The given balanced chemical equation is:
[C_2H_4(g) + H_2(g) \rightarrow C_2H_6(g)]
We need to write the expression for the equilibrium constant ((K_{\text{eq}})) for this reaction
How much energy is released when 23.0 of ethylene reacts? Be sure your answer has the correct number of significant figures.
Given the balanced chemical equation:
C2H4(g) + H2(g) → C2H6(g)
The equilibrium constant expression (Keq) can be written as:
Keq = [C2H6] / ([C2H4] * [H2])
We can assume that initially there is only 23.0g of ethylene (C2H4) present in the system. We also assume that all the ethylene is consumed during the reaction.

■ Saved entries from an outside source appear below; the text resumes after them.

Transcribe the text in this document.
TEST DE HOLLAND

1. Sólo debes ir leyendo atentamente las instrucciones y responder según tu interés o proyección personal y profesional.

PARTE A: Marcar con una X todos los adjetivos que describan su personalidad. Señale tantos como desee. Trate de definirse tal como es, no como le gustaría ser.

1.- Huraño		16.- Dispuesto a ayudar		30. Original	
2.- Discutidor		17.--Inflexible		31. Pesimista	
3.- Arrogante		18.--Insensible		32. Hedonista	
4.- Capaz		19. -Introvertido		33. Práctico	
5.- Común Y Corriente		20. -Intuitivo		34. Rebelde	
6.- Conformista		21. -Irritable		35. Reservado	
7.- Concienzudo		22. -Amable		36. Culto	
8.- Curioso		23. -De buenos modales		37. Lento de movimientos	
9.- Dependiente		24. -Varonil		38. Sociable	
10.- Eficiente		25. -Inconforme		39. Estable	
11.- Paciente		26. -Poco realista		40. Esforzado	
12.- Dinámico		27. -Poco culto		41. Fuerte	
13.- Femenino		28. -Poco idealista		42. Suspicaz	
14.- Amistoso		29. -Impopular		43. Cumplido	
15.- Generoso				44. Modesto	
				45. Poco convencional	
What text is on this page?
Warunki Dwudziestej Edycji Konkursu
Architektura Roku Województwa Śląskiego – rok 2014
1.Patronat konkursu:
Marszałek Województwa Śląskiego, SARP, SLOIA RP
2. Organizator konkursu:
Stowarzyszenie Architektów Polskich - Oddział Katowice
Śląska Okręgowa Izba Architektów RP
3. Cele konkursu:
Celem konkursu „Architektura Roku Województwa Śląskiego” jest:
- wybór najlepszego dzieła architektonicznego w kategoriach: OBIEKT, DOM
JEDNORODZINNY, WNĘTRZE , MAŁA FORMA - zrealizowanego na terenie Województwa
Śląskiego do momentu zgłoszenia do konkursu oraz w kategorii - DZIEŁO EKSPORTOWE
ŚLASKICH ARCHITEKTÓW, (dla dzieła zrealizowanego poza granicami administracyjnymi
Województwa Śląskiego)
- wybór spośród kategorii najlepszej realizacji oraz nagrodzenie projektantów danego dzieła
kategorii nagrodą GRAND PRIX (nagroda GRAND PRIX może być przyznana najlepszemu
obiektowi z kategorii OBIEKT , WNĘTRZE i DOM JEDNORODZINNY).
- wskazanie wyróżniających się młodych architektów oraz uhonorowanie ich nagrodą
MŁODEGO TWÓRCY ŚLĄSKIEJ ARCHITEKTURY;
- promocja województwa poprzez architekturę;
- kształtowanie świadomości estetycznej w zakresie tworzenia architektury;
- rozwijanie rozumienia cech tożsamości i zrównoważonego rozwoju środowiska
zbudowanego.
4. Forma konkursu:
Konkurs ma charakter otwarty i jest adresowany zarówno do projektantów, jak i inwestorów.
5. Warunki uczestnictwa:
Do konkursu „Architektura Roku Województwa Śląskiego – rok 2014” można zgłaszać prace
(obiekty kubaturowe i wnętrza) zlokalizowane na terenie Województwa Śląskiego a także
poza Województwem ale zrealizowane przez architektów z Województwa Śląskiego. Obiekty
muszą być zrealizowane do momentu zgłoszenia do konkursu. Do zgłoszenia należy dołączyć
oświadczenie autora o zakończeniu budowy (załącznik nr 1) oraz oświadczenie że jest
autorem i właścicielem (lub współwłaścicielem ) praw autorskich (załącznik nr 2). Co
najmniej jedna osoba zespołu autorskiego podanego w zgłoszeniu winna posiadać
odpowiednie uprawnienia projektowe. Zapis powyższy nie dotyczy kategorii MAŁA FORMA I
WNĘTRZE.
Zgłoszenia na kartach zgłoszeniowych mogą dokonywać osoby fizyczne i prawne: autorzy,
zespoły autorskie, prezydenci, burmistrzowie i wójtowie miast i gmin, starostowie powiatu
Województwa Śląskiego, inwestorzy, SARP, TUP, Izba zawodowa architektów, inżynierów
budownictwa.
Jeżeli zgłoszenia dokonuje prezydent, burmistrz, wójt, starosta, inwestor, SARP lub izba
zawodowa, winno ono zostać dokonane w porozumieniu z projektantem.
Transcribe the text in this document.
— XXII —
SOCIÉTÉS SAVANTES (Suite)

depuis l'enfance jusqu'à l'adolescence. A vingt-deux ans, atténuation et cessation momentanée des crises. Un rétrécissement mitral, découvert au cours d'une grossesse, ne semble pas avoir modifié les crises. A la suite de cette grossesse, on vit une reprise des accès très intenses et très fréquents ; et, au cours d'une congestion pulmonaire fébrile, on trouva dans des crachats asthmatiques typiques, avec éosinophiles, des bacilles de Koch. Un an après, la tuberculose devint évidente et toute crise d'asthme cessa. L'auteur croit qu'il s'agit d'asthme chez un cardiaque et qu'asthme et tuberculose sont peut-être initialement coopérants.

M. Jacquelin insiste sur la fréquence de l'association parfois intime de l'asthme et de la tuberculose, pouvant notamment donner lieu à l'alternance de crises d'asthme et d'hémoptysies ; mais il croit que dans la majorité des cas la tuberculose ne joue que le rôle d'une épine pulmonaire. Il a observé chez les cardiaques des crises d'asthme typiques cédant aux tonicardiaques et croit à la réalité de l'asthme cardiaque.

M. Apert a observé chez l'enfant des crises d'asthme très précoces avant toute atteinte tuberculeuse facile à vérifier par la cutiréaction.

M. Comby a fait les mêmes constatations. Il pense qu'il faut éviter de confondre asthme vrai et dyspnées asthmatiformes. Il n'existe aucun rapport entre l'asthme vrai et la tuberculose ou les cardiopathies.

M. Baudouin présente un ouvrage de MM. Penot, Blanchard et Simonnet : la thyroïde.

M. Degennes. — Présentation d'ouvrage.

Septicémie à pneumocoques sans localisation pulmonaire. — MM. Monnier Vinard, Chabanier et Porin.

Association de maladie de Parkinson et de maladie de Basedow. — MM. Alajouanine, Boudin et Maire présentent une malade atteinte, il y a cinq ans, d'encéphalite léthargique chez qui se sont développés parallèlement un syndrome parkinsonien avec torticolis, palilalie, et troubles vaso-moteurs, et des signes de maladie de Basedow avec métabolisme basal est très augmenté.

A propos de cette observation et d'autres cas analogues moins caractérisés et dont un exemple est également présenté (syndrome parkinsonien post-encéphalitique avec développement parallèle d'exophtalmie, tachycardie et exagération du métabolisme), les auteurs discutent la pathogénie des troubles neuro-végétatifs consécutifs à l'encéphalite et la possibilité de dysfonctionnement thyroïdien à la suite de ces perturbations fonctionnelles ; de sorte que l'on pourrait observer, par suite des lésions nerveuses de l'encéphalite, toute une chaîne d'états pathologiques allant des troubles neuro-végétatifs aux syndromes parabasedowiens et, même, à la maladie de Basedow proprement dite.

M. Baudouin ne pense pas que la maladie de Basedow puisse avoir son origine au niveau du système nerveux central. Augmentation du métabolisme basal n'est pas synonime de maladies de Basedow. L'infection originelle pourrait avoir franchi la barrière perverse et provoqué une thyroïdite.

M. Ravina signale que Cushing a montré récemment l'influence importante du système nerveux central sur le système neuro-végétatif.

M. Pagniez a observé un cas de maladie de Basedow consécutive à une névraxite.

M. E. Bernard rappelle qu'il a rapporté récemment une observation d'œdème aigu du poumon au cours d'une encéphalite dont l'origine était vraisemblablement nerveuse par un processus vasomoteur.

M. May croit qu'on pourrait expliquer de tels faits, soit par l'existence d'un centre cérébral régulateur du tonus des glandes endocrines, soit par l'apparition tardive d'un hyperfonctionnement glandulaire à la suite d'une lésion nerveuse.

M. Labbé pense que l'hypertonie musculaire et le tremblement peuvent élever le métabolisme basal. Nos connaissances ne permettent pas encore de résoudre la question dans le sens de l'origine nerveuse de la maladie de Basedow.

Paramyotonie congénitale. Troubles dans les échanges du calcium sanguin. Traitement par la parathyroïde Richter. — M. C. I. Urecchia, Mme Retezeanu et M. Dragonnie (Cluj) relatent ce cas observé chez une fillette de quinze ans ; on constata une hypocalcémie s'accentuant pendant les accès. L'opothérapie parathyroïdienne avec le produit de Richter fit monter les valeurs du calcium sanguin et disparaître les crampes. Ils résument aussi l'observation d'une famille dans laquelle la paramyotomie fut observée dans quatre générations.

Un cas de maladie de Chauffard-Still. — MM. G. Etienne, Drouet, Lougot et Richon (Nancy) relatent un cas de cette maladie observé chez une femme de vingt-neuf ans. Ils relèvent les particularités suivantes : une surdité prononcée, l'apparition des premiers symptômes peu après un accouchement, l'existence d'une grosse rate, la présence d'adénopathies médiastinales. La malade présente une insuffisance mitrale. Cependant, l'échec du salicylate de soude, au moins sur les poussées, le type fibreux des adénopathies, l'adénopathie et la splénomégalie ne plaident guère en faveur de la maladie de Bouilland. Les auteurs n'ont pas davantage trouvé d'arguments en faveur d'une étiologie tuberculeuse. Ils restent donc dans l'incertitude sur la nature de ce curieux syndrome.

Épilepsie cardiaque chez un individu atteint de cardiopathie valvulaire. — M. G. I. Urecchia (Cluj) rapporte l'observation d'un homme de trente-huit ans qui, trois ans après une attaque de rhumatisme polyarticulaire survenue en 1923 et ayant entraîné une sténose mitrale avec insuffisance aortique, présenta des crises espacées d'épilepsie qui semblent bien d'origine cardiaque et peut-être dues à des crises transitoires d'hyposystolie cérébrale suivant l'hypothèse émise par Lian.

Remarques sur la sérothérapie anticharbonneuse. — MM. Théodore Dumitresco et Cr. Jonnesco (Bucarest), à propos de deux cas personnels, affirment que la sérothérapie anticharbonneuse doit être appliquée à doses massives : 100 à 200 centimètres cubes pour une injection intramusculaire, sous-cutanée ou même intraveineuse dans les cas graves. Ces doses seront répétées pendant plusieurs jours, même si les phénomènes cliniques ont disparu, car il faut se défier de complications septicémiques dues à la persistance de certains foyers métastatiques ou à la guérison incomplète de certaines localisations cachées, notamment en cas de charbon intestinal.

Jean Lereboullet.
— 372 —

First, we need to convert grams of ethylene to moles:
Molar mass of C2H4 = 2*12.01 + 4*1.01 = 28.05 g/mol
Number of moles of C2H4 = 23.0g / 28.05 g/mol = 0.820 mol
Since the stoichiometry of the reaction is 1:1 for C2H4 and C2H6, the number of moles of C2H6 formed will also be 0.820 mol.
Now, we need to calculate the energy released during the reaction. The enthalpy change (ΔH) for the reaction can be found in a thermochemical table or calculated using bond energies.
Assuming that the reaction is exothermic, the energy released can be calculated using the following formula:
Energy released = n * ΔH
Given that 1 mol of C2H6 releases 136.0 kJ of energy, we can calculate the energy released when 0.820 mol of C2H6 is formed:
Energy released = 0.820 mol * 136.0 kJ/mol = 111.52 kJ
Therefore, when 23.0g of ethylene reacts, 111.52 kJ of energy is released. The answer has the correct number of significant figures.